US-Militär kundschaftet Ziele im Jemen aus

04. Januar 2010 00:04 Uhr

US-Militär kundschaftet Ziele im Jemen aus
USA und Großbritannien finanzieren nicht nur Jemens Kampf gegen den Terror.

SANAA. Die Lage im Jemen verschärft sich: Die USA und Großbritannien haben gestern ihre Botschaften in der Hauptstadt Sanaa geschlossen. Sie fürchten Attentate der Al-Kaida als Antwort auf die verstärkten internationalen Bemühungen im Kampf gegen das Terrornetzwerk.

 

Großbritannien und die USA haben nämlich erstmals offiziell angekündigt, die Sicherheitskräfte Jemens mit fast 200 Millionen Dollar zu stärken. Laut britischer Regierung kamen Premier Gordon Brown und US-Präsident Obama überein, eine jemenitische Anti-Terror-Spezialeinheit zu finanzieren. Außerdem solle die Unterstützung der Küstenwache im Kampf gegen Piraten in den Gewässern zwischen dem Jemen und Somalia verstärkt werden. Brown hat auch eine internationale Jemen-Konferenz vorgeschlagen. Das Treffen könnte am 28. Jänner am Rande der internationalen Afghanistan-Konferenz in London stattfinden.
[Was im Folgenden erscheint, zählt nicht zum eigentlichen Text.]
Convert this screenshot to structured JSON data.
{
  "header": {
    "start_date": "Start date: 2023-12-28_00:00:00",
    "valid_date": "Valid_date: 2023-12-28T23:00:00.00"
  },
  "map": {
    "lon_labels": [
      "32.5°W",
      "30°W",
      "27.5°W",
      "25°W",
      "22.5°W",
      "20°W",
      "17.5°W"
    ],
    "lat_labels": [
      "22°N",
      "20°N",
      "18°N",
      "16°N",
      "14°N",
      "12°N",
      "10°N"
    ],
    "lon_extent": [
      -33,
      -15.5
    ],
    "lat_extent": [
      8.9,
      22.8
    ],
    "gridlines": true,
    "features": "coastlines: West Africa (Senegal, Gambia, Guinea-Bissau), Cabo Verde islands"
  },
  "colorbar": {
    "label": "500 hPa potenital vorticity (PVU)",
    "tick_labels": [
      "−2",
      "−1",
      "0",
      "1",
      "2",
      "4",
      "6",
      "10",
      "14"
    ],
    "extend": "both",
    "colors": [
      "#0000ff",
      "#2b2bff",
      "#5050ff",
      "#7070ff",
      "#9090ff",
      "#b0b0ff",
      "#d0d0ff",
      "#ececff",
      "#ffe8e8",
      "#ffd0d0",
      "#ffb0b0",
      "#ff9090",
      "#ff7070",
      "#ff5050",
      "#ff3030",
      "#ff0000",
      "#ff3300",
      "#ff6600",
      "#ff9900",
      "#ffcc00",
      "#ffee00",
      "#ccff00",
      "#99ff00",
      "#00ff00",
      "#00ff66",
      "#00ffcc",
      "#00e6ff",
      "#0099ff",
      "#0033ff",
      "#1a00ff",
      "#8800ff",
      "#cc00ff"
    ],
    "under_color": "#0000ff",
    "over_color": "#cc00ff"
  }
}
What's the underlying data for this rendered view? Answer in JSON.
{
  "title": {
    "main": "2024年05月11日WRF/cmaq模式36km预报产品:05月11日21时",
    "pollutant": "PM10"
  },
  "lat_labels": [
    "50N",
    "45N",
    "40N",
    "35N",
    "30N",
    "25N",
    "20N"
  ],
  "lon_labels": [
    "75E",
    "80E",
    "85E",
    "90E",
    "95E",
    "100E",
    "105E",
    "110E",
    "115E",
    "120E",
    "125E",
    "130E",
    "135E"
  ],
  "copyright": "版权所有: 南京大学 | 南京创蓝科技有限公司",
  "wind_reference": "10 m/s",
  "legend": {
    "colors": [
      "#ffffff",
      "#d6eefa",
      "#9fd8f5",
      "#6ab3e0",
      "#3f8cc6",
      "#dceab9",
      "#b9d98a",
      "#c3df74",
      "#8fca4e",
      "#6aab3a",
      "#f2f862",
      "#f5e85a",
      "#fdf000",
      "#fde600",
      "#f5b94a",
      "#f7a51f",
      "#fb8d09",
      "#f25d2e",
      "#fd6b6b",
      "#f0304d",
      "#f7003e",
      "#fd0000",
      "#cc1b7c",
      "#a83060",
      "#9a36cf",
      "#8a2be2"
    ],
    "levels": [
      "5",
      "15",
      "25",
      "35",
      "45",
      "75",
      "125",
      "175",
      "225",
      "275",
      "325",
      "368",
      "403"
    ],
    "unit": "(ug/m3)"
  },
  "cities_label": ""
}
Doch inoffiziell geht die internationale Anti-Terror-Hilfe längst viel weiter: US-Medien berichten schon seit Tagen, dass US-Militärs bereits mögliche Ziele für Angriffe auf Al-Kaida-Stellungen im Jemen auskundschaften. Sie warten nur noch darauf, dass US-Präsident Barack Obama den Befehl zum Angriff gibt. Dem Sender CBS zufolge wurden sogar bereits Angriffe auf mutmaßliche Al-Kaida-Stellungen unter Führung der USA durchgeführt, mit Unterstützung der jemenitischen Regierung. Es habe Angriffe mit Marschflugkörpern, die mit Angriffen militärischer Einheiten am Boden kombiniert waren, gegeben, hieß es.

Spätestens seit dem gescheiterten Flugzeug-Attentat von Detroit ist bekannt, dass der Jemen die neue Hochburg für Al-Kaida-Kämpfer ist. Der des Anschlagsversuchs beschuldigte Nigerianer hielt sich im vergangenen Jahr im Jemen auf. Er habe sich dort Al-Kaida-Terroristen angeschlossen, die ihn ausbildeten und mit Sprengstoff ausstatteten, sagte US-Präsident Obama.